Grief is certainly not a one-way street. Grief doesn’t have arrows pointing down a yellow brick road for us to follow. I have found that grief really has no real definition other than: it’s complicated.
I was fine, or so I thought. My life looked completely put together on the outside.
Yet on the inside a storm was brewing inside me, unbeknownst to me. I was suppressing feelings I had no idea I was pushing deeper down inside me. I packed my emotions inside a container that could no longer fit them, so my emotions spilled over until I could no longer hide them. That container began bursting slowly at the seams. I completely fell apart after the last few stitches could no longer hold me together.
Grief’s timeframe was rather odd for me. I found myself experiencing the emotions of raw, unimaginable grief at around the three and a half year mark.
I crawled to my therapist after a particularly intense night in which I felt like I could no longer function. He gave me a name for what I was experiencing: complicated, delayed grief.
Complicated grief is when the grief process is stalled and “symptoms” do not improve with time. This does not mean that one day you will suddenly not miss your lost loved one anymore or that you will begin to live as if they never existed. This means that your emotional state in jeopardy because you are having difficulties coming to terms with the loss.
For me personally, I lived in the shadow of my late husband. I had taken over his job and essentially was living the life he would have lived if he had never left us. Four years into my job, I realized that living that life was keeping me from living my own life. I accepted that I could still honor his memory even if I didn’t live in it.
With therapy, many professional psychiatric appointments, and the support of family, I finally did what I needed to do. Four years to the day of my husband’s funeral, I handed in my resignation.
Grief is different for everyone. I took four years to finally “resolve” my husband’s death and move on. Year five also hit me very hard but I was able to cope better because I had a new job and was living my life. I wasn’t surrounded by the reminders of the life he should have lived.
I finally accepted his death and subconsciously that was not something I was going to allow myself to do without help. Making the decision to leave my job was the best thing I ever did for my mental health and for my grieving process. I am finally in a good place. I let myself chase my own dreams and have even allowed myself to be loved again.
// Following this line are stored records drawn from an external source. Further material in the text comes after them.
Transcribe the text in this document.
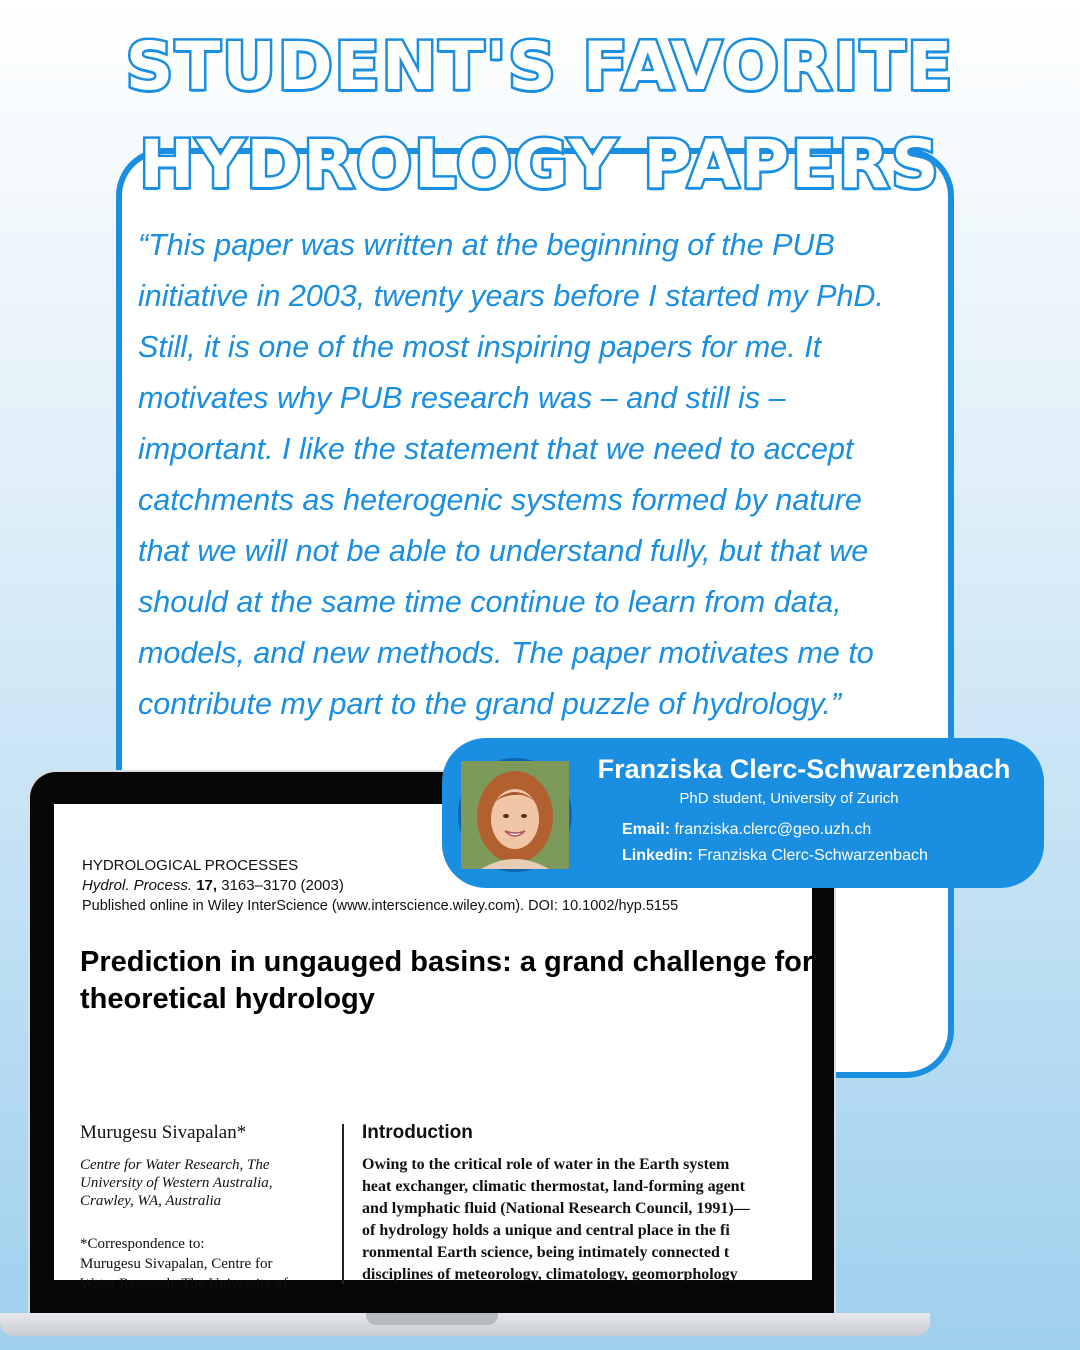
STUDENT'S FAVORITE
HYDROLOGY PAPERS
“This paper was written at the beginning of the PUB
initiative in 2003, twenty years before I started my PhD.
Still, it is one of the most inspiring papers for me. It
motivates why PUB research was – and still is –
important. I like the statement that we need to accept
catchments as heterogenic systems formed by nature
that we will not be able to understand fully, but that we
should at the same time continue to learn from data,
models, and new methods. The paper motivates me to
contribute my part to the grand puzzle of hydrology.”
HYDROLOGICAL PROCESSES
Hydrol. Process. 17, 3163–3170 (2003)
Published online in Wiley InterScience (www.interscience.wiley.com). DOI: 10.1002/hyp.5155
Prediction in ungauged basins: a grand challenge for
theoretical hydrology
Murugesu Sivapalan*
Centre for Water Research, The
University of Western Australia,
Crawley, WA, Australia
*Correspondence to:
Murugesu Sivapalan, Centre for
Water Research, The University of
Introduction
Owing to the critical role of water in the Earth system
heat exchanger, climatic thermostat, land-forming agent
and lymphatic fluid (National Research Council, 1991)—
of hydrology holds a unique and central place in the fi
ronmental Earth science, being intimately connected t
disciplines of meteorology, climatology, geomorphology
Franziska Clerc-Schwarzenbach
PhD student, University of Zurich
Email: franziska.clerc@geo.uzh.ch
Linkedin: Franziska Clerc-Schwarzenbach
The road we all walk on in coming through our grief will not be the same. I still continue to walk the path of grief, but this time, I make sure I do not stop on the side of the road and sit as everything and everyone else passes me by. I learned I am allowed to feel what I feel and I am allowed to be sad and miss my husband but those feelings do not have to be a permanent fixture in my life.
Yes, it’s complicated. I have moved forward with my grief but that doesn’t mean I can’t honor the life I once had. I learned to find the balance in feeling my emotions and not allowing those emotions to completely consume me.
We will not all come out on the other side of grief at the same point. If we continue to walk forward at a steady pace, we will be able to come out at the point that is most beneficial for us and the rest of the path our lives are meant to take.